En Italie, la protection sociale en faveur des personnes handicapées a subi plus de 10 millions d’EUR de coupes sur deux ans, en 2018 et 2019, et la loi dite «Dopo di noi» – «quand nous ne serons plus là» –, qui prévoit la prise en charge de ces personnes par la protection sociale lorsqu’elles n’ont plus de famille pour s’occuper d’elles, semble n’être opérationnelle que dans quatre régions seulement. Dans ce contexte, quelle signification ce prix revêt-il pour vous?

La reconnaissance que nous avons reçue grâce au prix du CESE est d’autant plus importante à la lumière du cadre juridique italien, qui reste insuffisamment attentif aux besoins des personnes ayant un handicap, et qui laisse beaucoup à désirer pour ce qui est de leur protection. Un tel «vide» réglementaire apparaît d’autant plus inacceptable compte tenu de la situation sociale actuelle, en particulier depuis ces dernières années, situation qui réclame incessamment que les institutions portent un regard plus attentif sur des besoins que l’on peut à l’évidence qualifier de droits fondamentaux de l’homme, tels qu’ils sont inscrits dans la constitution italienne et mis en avant dans la législation européenne.

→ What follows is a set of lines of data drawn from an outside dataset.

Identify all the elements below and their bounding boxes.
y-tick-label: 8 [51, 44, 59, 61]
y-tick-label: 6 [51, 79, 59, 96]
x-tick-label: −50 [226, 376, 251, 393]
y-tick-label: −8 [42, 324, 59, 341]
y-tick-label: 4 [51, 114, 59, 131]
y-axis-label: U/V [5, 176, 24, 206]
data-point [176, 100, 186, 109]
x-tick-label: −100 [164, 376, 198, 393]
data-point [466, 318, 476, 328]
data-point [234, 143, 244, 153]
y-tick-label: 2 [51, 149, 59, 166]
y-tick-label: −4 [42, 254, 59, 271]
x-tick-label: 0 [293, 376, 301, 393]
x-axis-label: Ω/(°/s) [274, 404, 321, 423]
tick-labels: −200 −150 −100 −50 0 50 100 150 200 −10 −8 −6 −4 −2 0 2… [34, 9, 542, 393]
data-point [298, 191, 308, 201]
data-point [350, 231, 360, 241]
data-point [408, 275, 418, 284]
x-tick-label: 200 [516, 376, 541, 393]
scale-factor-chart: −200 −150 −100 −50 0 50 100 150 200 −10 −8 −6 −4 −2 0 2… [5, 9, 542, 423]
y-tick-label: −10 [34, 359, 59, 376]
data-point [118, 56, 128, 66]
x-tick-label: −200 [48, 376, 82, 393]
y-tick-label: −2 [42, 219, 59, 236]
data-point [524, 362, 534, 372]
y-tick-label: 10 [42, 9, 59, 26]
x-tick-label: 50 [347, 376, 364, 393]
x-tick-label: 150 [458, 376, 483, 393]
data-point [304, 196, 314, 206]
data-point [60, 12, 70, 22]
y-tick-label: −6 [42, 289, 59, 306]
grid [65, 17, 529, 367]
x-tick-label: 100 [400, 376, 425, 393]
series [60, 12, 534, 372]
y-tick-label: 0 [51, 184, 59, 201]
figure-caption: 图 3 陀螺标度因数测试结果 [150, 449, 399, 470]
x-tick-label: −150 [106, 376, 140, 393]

Le fait que ce prix soit si prestigieux est révélateur de la sensibilisation grandissante à une condition – celle des troubles de la santé mentale – qui continue d’être lourdement stigmatisée, et adresse un message significatif d’inclusion et de solidarité, à la société civile au sens large, mais aussi, plus spécifiquement, au monde du handicap. En servant pour nous de catalyseur pour persévérer dans la conduite d’actions pionnières visant à inclure d’autres formes d’accompagnement, ce prix donne l’image d’un pays qui défend la solidarité et l’inclusion, et il témoigne d’une adhésion claire aux valeurs de l’Union européenne.